MADRID, Jan. 6 (UPI) -- Spain's audit court found that nearly all significant political parties committed tax fraud and other financial crimes in 2012.
Illegal debt cancellation, unlawful donations and fraudulent accounting are some of the crimes listed in a report by acquired by El País.
Chief Prosecutor of the Court of Auditors Olayo González Soler wrote the report accusing the country's main political parties, the People's Party and the Spanish Socialist Workers' Party, of the crimes. He holds party leaders responsible.
The audit court published a dismissive reaction to the article, calling it "premature" and stating the report is part of an unfinished, internal investigation.
The report states that Spain's ruling party, the People's Party, also known as the Popular Party, had a total of €1.3 million undeclared to tax authorities.
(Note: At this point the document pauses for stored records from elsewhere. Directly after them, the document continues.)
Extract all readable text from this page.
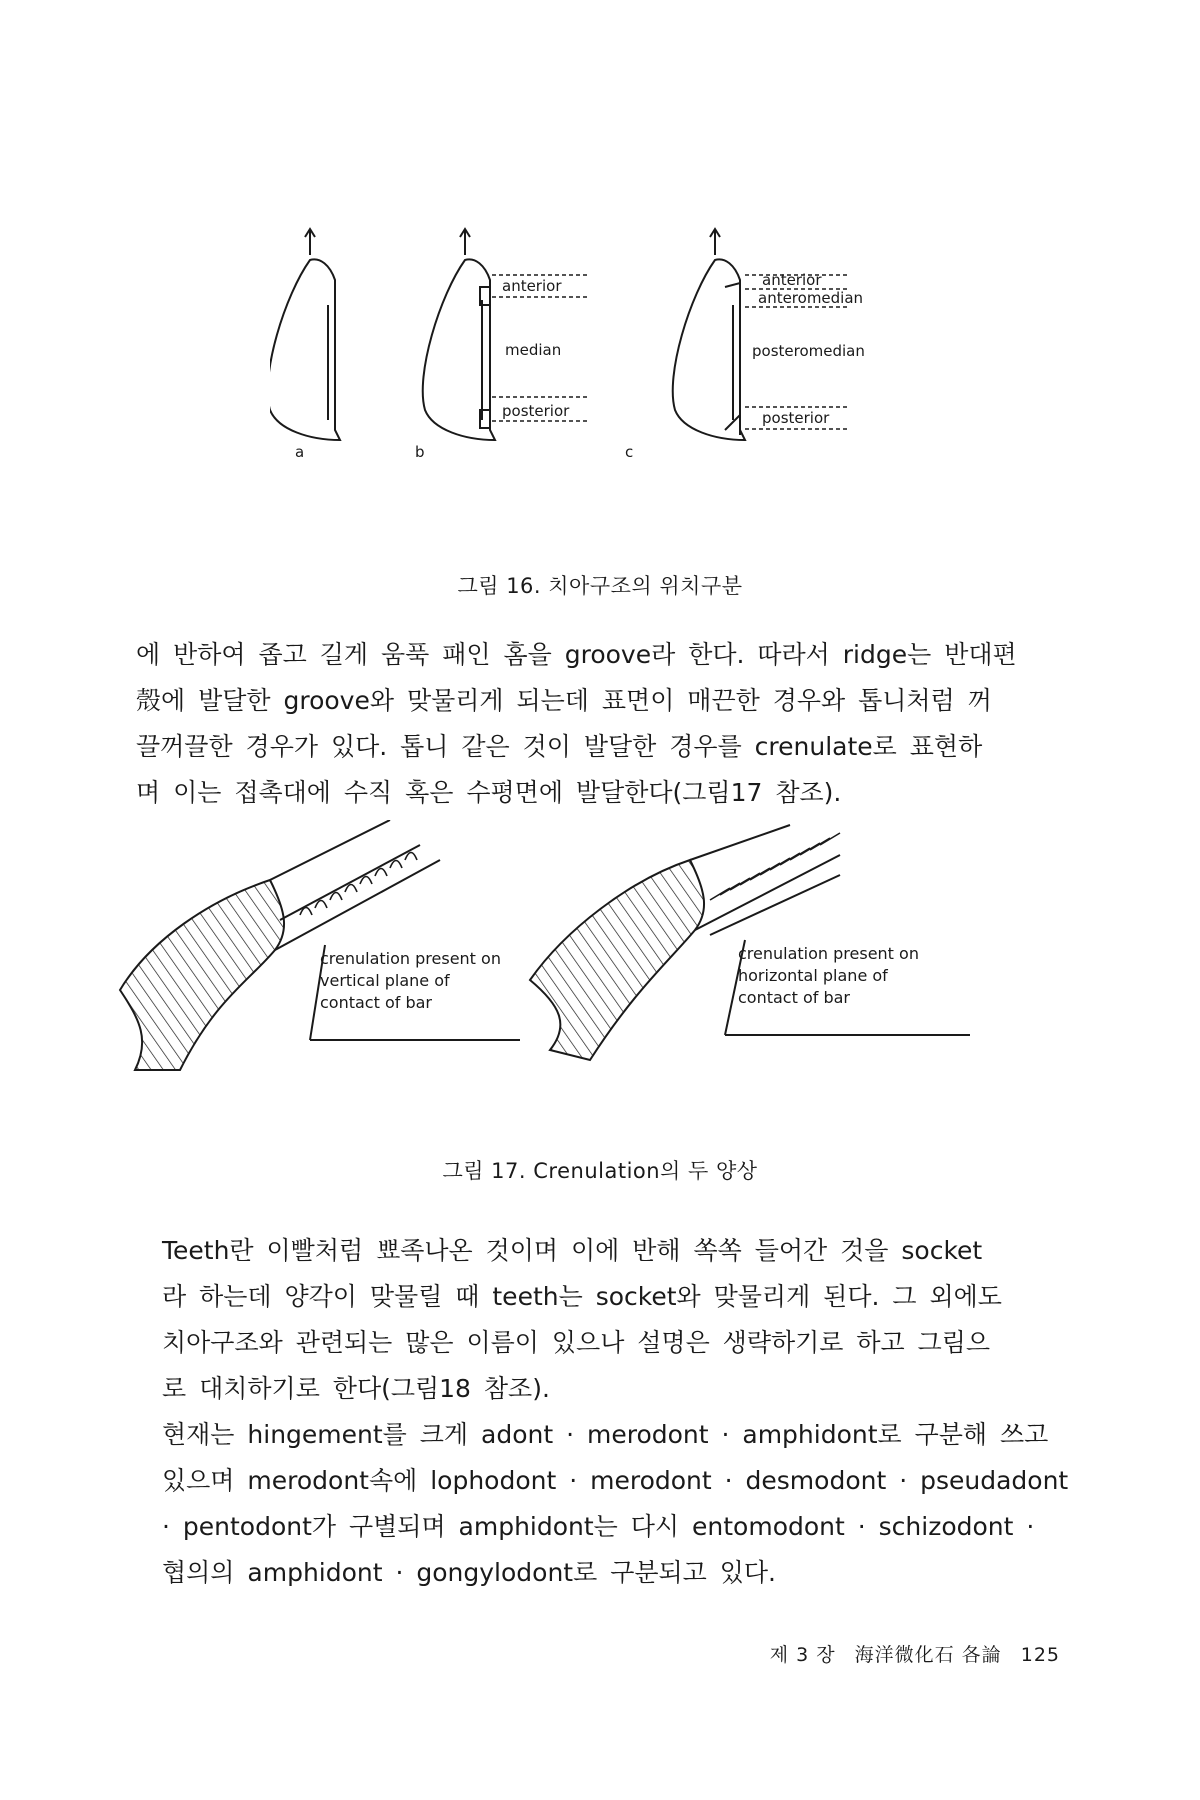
anterior
median
posterior
anterior
anteromedian
posteromedian
posterior
a	b	c
그림 16. 치아구조의 위치구분

에 반하여 좁고 길게 움푹 패인 홈을 groove라 한다. 따라서 ridge는 반대편
殼에 발달한 groove와 맞물리게 되는데 표면이 매끈한 경우와 톱니처럼 꺼
끌꺼끌한 경우가 있다. 톱니 같은 것이 발달한 경우를 crenulate로 표현하
며 이는 접촉대에 수직 혹은 수평면에 발달한다(그림17 참조).

crenulation present on
vertical plane of
contact of bar
crenulation present on
horizontal plane of
contact of bar
그림 17. Crenulation의 두 양상

Teeth란 이빨처럼 뾰족나온 것이며 이에 반해 쏙쏙 들어간 것을 socket
라 하는데 양각이 맞물릴 때 teeth는 socket와 맞물리게 된다. 그 외에도
치아구조와 관련되는 많은 이름이 있으나 설명은 생략하기로 하고 그림으
로 대치하기로 한다(그림18 참조).

현재는 hingement를 크게 adont · merodont · amphidont로 구분해 쓰고
있으며 merodont속에 lophodont · merodont · desmodont · pseudadont
· pentodont가 구별되며 amphidont는 다시 entomodont · schizodont ·
협의의 amphidont · gongylodont로 구분되고 있다.

제 3 장 海洋微化石 各論 125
The party also received an €86,000 donation from a company awarded public contracts, which is illegal.
Another investigation is looking to see if the party has received as much as €8 million in illegal donations throughout the last 20 years.
The report also states the Spanish Socialist Workers' Party loaned €4.4 million in 2012 to its foundations. The loans were un-payable, as the foundations all had negative balances.
Regional parties like the Democratic Convergence of Catalonia and the Basque Nationalist Party were also named in the audit.
The Democratic Convergence of Catalonia party listed €1.7 million as revenue for services that may not have been delivered.
The Basque Nationalist Party did not include income worth €4.9 million in its accounts.
The audit court has never taken such sweeping action against political parties before, El País reports. The court is often criticized for nepotism and inefficiency that sometimes leads to statute of limitations expiring.
Growing anti-corruption sentiment in the country led to political parties agreeing to stricter financing guidelines and to a judge ordering Princess Cristina of Spain to stand trial for tax fraud charges.